Objects can hold special meaning. We anthropomorphize them, ascribing human characteristics to inanimate objects. But, at the end of the day, these things are just that—things. They cannot interact with the world. Except in the case of Robert the Doll. Folklore has it that the toy belonged to a 19th century boy, Robert Jean, who named the toy after himself. While the toy was initially a favorite of the boy’s, over time he grew afraid of it. Eventually he and his family came to believe the doll was possessed by evil spirits, a claim that gained credibility in the decades that followed. Does this sound familiar? It should, because Robert was the inspiration for Chucky, the doll in the horror film, Child’s Play. As always, Lore brings to light a forgotten tale, one that makes the hairs on the backs of our necks stand up as we wonder, Could it really be true?

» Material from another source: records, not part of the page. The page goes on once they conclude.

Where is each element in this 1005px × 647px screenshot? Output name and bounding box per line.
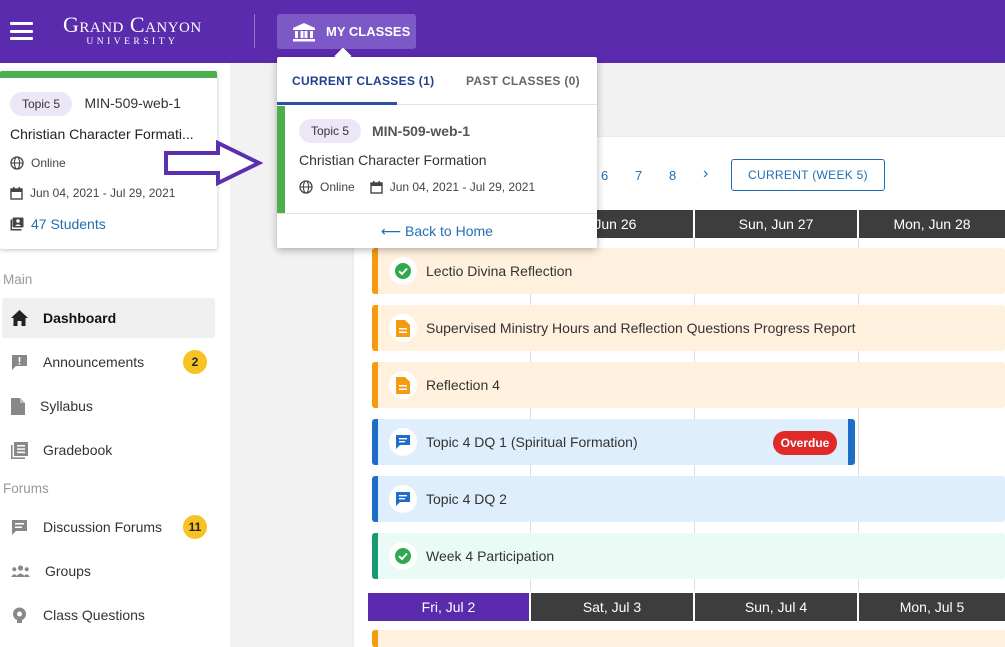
globe-icon (299, 180, 313, 194)
current-week-button[interactable]: CURRENT (WEEK 5) (731, 159, 885, 191)
task-stripe (372, 248, 378, 294)
page-7-link[interactable]: 7 (635, 168, 642, 183)
task-stripe (372, 419, 378, 465)
class-dates-text: Jun 04, 2021 - Jul 29, 2021 (389, 180, 536, 194)
nav-item-announcements[interactable]: Announcements 2 (2, 342, 215, 382)
announcement-icon (12, 354, 27, 370)
nav-section-forums: Forums (3, 481, 49, 496)
day-header-sun-jun-27: Sun, Jun 27 (695, 210, 857, 238)
question-icon (13, 607, 26, 623)
tab-past-classes[interactable]: PAST CLASSES (0) (466, 74, 580, 88)
task-stripe (372, 533, 378, 579)
check-circle-icon (389, 257, 417, 285)
nav-section-main: Main (3, 272, 33, 287)
nav-item-syllabus[interactable]: Syllabus (2, 386, 215, 426)
active-tab-indicator (277, 102, 397, 105)
calendar-icon (369, 180, 383, 194)
my-classes-dropdown: CURRENT CLASSES (1) PAST CLASSES (0) Top… (277, 57, 597, 248)
topic-badge: Topic 5 (10, 92, 73, 116)
task-label: Lectio Divina Reflection (426, 263, 573, 279)
task-label: Topic 4 DQ 1 (Spiritual Formation) (426, 434, 638, 450)
globe-icon (10, 156, 24, 170)
class-code: MIN-509-web-1 (372, 123, 471, 139)
header-divider (254, 14, 255, 48)
nav-label-dashboard: Dashboard (43, 310, 117, 326)
forums-count-badge: 11 (183, 515, 207, 539)
task-topic4-dq2[interactable]: Topic 4 DQ 2 (372, 476, 1005, 522)
document-icon (11, 397, 25, 415)
task-label: Week 4 Participation (426, 548, 555, 564)
chat-bubble-icon (389, 428, 417, 456)
chat-bubble-icon (389, 485, 417, 513)
task-stripe (372, 305, 378, 351)
task-stripe (372, 630, 378, 647)
logo-main-text: Grand Canyon (63, 12, 202, 37)
nav-item-discussion-forums[interactable]: Discussion Forums 11 (2, 507, 215, 547)
nav-label-groups: Groups (45, 563, 91, 579)
university-logo[interactable]: Grand Canyon UNIVERSITY (63, 14, 202, 48)
page-6-link[interactable]: 6 (601, 168, 608, 183)
class-title: Christian Character Formation (299, 152, 487, 168)
day-header-sat-jul-3: Sat, Jul 3 (531, 593, 693, 621)
task-label: Topic 4 DQ 2 (426, 491, 507, 507)
back-to-home-link[interactable]: ⟵ Back to Home (277, 213, 597, 248)
top-bar: Grand Canyon UNIVERSITY MY CLASSES (0, 0, 1005, 63)
nav-item-groups[interactable]: Groups (2, 551, 215, 591)
day-header-mon-jun-28: Mon, Jun 28 (859, 210, 1005, 238)
forum-icon (12, 519, 27, 535)
task-supervised-ministry[interactable]: Supervised Ministry Hours and Reflection… (372, 305, 1005, 351)
task-week4-participation[interactable]: Week 4 Participation (372, 533, 1005, 579)
gradebook-icon (11, 441, 28, 459)
class-mode-text: Online (320, 180, 355, 194)
page-8-link[interactable]: 8 (669, 168, 676, 183)
task-stripe (372, 362, 378, 408)
day-header-mon-jul-5: Mon, Jul 5 (859, 593, 1005, 621)
task-end-stripe (848, 419, 855, 465)
class-dates: Jun 04, 2021 - Jul 29, 2021 (10, 186, 207, 200)
next-page-chevron[interactable]: › (703, 165, 708, 183)
my-classes-label: MY CLASSES (326, 24, 411, 39)
calendar-icon (10, 186, 23, 200)
dropdown-class-item[interactable]: Topic 5 MIN-509-web-1 Christian Characte… (277, 106, 597, 213)
assignment-doc-icon (389, 371, 417, 399)
nav-label-gradebook: Gradebook (43, 442, 113, 458)
home-icon (11, 310, 28, 326)
students-text: 47 Students (31, 216, 106, 232)
day-header-fri-jul-2: Fri, Jul 2 (368, 593, 529, 621)
topic-badge: Topic 5 (299, 119, 362, 143)
menu-icon[interactable] (10, 22, 33, 40)
task-stripe (372, 476, 378, 522)
nav-label-class-questions: Class Questions (43, 607, 145, 623)
logo-sub-text: UNIVERSITY (86, 37, 179, 47)
task-label: Reflection 4 (426, 377, 500, 393)
nav-item-gradebook[interactable]: Gradebook (2, 430, 215, 470)
nav-item-dashboard[interactable]: Dashboard (2, 298, 215, 338)
task-lectio-divina[interactable]: Lectio Divina Reflection (372, 248, 1005, 294)
nav-label-syllabus: Syllabus (40, 398, 93, 414)
students-icon (10, 217, 24, 231)
nav-label-announcements: Announcements (43, 354, 145, 370)
class-code: MIN-509-web-1 (84, 95, 181, 111)
my-classes-button[interactable]: MY CLASSES (277, 14, 416, 49)
class-meta: Online Jun 04, 2021 - Jul 29, 2021 (299, 180, 535, 194)
day-header-sun-jul-4: Sun, Jul 4 (695, 593, 857, 621)
class-mode-text: Online (31, 156, 66, 170)
class-tabs: CURRENT CLASSES (1) PAST CLASSES (0) (277, 57, 597, 105)
tab-current-classes[interactable]: CURRENT CLASSES (1) (292, 74, 434, 88)
overdue-badge: Overdue (773, 431, 837, 455)
institution-icon (293, 22, 315, 41)
class-dates-text: Jun 04, 2021 - Jul 29, 2021 (30, 186, 176, 200)
groups-icon (11, 564, 30, 577)
check-circle-icon (389, 542, 417, 570)
annotation-arrow (164, 140, 263, 186)
students-link[interactable]: 47 Students (10, 216, 207, 232)
announcements-count-badge: 2 (183, 350, 207, 374)
task-reflection-4[interactable]: Reflection 4 (372, 362, 1005, 408)
nav-item-class-questions[interactable]: Class Questions (2, 595, 215, 635)
nav-label-discussion-forums: Discussion Forums (43, 519, 163, 535)
task-next-week-partial[interactable] (372, 630, 1005, 647)
assignment-doc-icon (389, 314, 417, 342)
task-label: Supervised Ministry Hours and Reflection… (426, 320, 856, 336)
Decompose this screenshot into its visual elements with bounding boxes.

What’s the Point? is FiveThirtyEight’s podcast that obsesses over big ideas and the big data behind it. Just when you think numbers can’t possibly take over another industry, “Moneyball for Movies” finds Josh Lynn, a movie prognosticator, whose company Piedmont Media Research has an algorithm to determine how interested the public will be in a movie prior to its release. It’s so good, he claims, that it will predict success before the film ever hits production. Want to make a movie with Johnny Depp about cowboys? He can tell you where the film’s headed before you call anyone’s agent. There’s another side to that debate, though. Playing the role of the aesthete, Andy Greenwald guests on the podcast in an attempt to poke holes in the cold idea of making movies based on polls. What’s the Point? has proved to be a nimble show right out of the gate. It can tackle myriad subjects using the enormous umbrella of data. Who would have thought databases could play for such great entertainment?